When asked whether such a gesture was according to social distancing rules, the PM’s spokesman said: “The guidance is clear that you should stay two metres apart where you can.

“If that’s not possible, it is one metre, plus mitigation, and that mitigation has been set out in the guidance.”

During the morning broadcast round, culture minister Caroline Dinenage said she had taken to wearing a face covering “all the time” and said “a lot” of her colleagues were doing the same.

To mark face coverings being made mandatory on public transport last month, the Tory MP tweeted a picture of herself on June 5 while wearing a cloth covering.

Ms Dinenage told BBC Radio 4’s Today programme: “I have a fashion design student as a son who has run me up a few on his sewing machine and I wear them all the time.

🗓 From 15 June, face coverings will be required while using public transport in England.

👉 This does not need to be a surgical face mask, and there are easy steps to making your own face covering here:

— Caroline Dinenage #StayAlert (@cj_dinenage) June 5, 2020

“A lot of us are out there wearing them as we go about our daily lives.”

Ms Dinenage said “you’d have to ask the Prime Minister and the Chancellor” when questioned why neither of the highest ranking ministers had been photographed wearing a covering in public.

Health Secretary Matt Hancock has been seen wearing a face covering while visiting a hospital, while Culture Secretary Oliver Dowden also wore one while attending a gallery this week.

As of Friday, First Minister Nicola Sturgeon has changed the rules, making it compulsory for shoppers to cover their face with a face covering or similar garment in Scotland.

Nicola Sturgeon
First Minister Nicola Sturgeon wearing a Tartan face covering during a visit to New Look in Edinburgh (Jeff J Mitchell/PA)

When asked whether ministers had considered introducing a similar rule for England, Ms Dinenage told the BBC: “We have said face coverings in closed spaces is advised, but people can use their own discretion – but of course we will keep this under review.

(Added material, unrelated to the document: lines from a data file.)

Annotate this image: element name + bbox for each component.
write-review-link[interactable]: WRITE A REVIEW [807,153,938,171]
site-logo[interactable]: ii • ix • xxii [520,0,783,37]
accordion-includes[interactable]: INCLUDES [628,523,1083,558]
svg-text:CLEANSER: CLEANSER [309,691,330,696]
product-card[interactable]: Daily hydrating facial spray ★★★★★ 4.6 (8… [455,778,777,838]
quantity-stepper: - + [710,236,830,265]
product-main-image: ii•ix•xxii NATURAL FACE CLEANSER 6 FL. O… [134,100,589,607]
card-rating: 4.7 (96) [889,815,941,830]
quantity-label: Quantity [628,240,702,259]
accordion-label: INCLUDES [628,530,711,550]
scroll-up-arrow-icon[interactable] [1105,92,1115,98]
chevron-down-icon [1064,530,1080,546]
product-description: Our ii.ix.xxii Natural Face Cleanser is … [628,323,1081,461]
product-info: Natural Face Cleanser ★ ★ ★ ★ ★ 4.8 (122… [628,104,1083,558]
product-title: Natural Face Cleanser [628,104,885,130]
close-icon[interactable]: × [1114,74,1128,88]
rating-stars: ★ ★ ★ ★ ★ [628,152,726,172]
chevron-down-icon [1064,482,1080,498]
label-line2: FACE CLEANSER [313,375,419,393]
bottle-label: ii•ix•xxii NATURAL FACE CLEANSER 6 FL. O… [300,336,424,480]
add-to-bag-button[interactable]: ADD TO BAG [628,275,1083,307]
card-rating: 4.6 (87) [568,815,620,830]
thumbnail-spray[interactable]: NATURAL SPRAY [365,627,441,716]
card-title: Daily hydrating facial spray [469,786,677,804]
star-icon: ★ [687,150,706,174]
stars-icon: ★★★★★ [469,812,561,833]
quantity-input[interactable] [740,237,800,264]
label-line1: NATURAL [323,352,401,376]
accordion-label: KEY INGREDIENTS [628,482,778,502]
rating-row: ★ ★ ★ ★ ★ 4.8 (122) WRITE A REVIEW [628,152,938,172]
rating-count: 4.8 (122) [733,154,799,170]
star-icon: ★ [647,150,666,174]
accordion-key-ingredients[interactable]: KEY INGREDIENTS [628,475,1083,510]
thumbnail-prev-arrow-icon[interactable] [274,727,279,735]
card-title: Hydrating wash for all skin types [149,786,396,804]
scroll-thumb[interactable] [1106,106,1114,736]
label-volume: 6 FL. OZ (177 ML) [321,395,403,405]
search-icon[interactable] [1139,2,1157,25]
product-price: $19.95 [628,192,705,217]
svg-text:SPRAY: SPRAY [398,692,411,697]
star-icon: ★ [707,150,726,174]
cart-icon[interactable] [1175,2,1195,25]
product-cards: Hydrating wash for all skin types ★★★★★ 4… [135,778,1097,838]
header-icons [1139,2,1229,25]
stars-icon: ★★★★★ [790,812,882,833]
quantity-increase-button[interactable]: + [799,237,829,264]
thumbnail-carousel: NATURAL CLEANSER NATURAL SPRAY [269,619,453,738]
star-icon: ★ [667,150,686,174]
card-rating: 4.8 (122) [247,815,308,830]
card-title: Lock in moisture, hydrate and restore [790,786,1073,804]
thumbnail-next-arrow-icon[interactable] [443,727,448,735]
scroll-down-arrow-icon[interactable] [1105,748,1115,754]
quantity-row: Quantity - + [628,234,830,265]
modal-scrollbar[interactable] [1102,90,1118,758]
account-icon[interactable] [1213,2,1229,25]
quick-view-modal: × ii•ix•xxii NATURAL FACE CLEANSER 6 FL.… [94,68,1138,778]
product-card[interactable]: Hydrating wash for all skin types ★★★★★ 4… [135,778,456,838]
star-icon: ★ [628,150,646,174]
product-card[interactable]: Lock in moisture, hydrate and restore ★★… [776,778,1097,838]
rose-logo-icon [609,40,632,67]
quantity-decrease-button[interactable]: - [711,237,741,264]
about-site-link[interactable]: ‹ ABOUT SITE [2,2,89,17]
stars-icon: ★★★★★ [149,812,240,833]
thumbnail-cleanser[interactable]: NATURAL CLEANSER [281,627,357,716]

“This is a topic upon which scientists tend to have rather different views so we are looking at it as new scientific studies emerge.”

The president of the Royal Society, Professor Venki Ramakrishna, this week recommended that everyone should wear a face covering in public to reduce the risk of a second wave of Covid-19 infections.

A spokesman for the PM said a face covering was “no substitute for good social distancing practices” such as staying two metres away from others.